Квини не собиралась ныть.
— Стоунхорн, я хочу рассказать тебе, где я сегодня была, — решительно сказала она.
— Где?
— У Мэри Бут. — И Квини слово в слово, без прикрас передала весь разговор. Она опасалась гнева Джо, но и не хотела ни в чем покривить душой.
Он шлепнул себя руками по ляжкам и расхохотался.
— Мэри? Разумеется, я согласен быть у нее ковбоем. Буду ловить ей телят. Это решительная женщина. Она однажды даже спрятала меня от полиции… на один день, — добавил он, делая серьезное лицо под укоризненным взглядом жены.
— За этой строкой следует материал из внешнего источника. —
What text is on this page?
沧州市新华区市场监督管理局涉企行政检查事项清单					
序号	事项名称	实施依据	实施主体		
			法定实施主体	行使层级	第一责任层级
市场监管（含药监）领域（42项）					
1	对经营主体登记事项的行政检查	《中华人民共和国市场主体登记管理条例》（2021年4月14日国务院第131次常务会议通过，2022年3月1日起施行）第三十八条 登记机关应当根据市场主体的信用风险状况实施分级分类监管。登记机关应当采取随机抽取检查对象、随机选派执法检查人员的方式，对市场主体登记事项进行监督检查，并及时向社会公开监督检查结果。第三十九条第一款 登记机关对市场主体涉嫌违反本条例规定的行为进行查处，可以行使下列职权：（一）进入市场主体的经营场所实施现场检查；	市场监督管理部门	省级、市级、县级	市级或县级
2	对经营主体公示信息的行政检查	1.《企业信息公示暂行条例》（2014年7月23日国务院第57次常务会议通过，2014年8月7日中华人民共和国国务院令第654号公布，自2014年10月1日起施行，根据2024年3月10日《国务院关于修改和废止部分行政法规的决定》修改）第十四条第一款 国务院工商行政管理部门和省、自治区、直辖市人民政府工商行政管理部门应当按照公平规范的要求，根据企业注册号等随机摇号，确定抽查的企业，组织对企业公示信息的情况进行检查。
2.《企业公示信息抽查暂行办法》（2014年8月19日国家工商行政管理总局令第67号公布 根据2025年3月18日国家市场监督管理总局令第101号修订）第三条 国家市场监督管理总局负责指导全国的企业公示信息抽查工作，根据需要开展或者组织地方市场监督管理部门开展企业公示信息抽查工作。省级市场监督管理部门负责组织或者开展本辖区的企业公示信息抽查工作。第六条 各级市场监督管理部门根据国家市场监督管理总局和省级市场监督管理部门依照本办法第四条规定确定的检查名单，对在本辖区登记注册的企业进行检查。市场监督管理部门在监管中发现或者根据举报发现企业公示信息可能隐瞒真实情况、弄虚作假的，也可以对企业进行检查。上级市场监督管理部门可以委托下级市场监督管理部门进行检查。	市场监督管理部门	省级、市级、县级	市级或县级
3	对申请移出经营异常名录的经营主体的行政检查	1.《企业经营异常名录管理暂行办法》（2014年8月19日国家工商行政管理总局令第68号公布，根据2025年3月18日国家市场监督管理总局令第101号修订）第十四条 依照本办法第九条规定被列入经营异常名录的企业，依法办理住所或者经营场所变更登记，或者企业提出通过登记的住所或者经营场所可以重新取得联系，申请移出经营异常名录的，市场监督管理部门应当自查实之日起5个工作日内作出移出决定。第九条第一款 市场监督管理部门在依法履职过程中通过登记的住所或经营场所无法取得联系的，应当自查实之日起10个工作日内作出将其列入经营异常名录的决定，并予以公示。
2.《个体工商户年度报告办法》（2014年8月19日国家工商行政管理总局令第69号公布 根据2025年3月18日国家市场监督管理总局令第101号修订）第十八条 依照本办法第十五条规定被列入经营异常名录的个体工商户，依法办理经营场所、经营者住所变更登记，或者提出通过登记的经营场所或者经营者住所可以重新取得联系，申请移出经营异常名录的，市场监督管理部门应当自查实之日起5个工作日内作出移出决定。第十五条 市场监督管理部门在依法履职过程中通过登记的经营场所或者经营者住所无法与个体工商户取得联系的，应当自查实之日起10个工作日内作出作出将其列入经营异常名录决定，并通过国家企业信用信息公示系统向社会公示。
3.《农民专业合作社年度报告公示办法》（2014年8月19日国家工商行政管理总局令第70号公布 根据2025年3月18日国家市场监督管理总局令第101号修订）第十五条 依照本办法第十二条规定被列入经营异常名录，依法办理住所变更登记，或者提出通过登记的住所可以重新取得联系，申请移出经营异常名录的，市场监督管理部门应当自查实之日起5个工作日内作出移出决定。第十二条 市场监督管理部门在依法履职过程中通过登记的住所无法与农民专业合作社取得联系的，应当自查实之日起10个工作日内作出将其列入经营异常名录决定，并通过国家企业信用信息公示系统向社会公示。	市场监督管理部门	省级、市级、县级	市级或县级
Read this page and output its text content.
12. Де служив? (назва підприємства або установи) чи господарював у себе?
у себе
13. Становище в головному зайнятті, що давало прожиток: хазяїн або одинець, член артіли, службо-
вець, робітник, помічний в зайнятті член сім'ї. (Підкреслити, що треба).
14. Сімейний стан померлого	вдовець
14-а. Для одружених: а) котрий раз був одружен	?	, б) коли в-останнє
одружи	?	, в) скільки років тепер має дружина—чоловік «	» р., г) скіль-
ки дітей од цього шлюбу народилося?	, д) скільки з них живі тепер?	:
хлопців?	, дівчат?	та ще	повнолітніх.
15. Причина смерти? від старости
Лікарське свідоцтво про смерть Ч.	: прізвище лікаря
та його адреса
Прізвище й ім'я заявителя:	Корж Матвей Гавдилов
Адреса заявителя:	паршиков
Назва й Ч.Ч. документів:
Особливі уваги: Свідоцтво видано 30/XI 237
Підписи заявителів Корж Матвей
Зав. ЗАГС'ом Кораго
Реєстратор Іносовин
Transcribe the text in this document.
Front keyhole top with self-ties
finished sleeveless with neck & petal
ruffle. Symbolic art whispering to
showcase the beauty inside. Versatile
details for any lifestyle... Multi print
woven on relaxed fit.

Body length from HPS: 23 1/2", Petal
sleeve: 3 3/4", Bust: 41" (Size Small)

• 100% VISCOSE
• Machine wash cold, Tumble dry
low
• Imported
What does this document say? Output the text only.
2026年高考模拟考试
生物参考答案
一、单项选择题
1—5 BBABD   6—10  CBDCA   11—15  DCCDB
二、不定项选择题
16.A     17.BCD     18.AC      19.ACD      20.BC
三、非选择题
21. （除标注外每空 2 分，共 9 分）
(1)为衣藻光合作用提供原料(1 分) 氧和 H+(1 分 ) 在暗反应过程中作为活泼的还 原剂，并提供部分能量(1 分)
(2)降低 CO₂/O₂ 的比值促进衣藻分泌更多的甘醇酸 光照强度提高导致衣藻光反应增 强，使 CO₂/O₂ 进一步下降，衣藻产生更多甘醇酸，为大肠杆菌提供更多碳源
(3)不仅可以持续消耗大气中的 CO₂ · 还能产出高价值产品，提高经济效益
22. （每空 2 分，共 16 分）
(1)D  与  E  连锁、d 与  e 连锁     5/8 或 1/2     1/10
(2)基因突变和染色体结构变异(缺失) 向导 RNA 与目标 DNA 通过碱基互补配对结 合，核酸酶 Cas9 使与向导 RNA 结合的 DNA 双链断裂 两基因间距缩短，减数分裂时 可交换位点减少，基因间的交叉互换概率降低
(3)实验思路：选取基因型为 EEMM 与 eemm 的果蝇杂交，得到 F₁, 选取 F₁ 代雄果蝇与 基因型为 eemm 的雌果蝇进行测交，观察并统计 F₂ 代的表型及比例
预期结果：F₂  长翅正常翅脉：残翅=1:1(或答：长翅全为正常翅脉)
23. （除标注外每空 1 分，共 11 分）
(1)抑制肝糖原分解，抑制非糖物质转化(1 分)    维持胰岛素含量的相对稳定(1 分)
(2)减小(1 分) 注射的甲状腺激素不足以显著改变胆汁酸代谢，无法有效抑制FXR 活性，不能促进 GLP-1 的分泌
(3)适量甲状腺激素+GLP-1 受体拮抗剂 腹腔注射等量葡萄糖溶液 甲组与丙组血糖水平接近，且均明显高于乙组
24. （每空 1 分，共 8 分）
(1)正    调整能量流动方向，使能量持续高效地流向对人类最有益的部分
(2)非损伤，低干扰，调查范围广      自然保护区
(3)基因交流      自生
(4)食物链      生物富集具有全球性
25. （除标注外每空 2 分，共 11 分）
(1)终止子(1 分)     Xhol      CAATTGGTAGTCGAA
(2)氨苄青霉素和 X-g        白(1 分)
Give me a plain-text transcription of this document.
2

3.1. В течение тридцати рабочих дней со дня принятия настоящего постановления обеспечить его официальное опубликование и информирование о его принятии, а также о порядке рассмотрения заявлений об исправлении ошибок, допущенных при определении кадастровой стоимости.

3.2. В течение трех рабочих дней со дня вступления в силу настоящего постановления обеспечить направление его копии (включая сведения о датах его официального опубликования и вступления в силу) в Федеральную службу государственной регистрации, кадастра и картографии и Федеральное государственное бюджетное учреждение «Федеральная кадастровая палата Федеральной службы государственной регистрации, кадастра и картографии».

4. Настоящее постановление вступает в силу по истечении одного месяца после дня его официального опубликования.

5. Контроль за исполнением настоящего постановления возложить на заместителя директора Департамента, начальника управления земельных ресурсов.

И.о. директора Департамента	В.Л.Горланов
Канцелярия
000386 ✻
И Квини вдруг поняла, что этот бродяга Джо Кинг не искал женщин, пока не встретил ее, Квини Халкетт.
Она ничего не сказала.
Ночью Квини еще не спала, когда в тишине послышались шаги и сопенье пьяного. Стоунхорн запер дом изнутри. Когда отец догадался об этом, он с такой яростью нажал на дверь, что выломал несколько Досок и ввалился в дом. Сын спрыгнул с постели, схватил совершенно пьяного, озадаченного неожиданным результатом своих усилий отца и вытащил обратно на луг. Он швырнул ему пару одеял и возвратился к жене. На этом все кончилось. Пьяному показалось, что одеяла — это и есть его постель, он завернулся в них и захрапел.
Всю ночь, так и не сомкнув глаз, Квини пролежала, прижавшись к своему мужу. Наконец наступил рассвет.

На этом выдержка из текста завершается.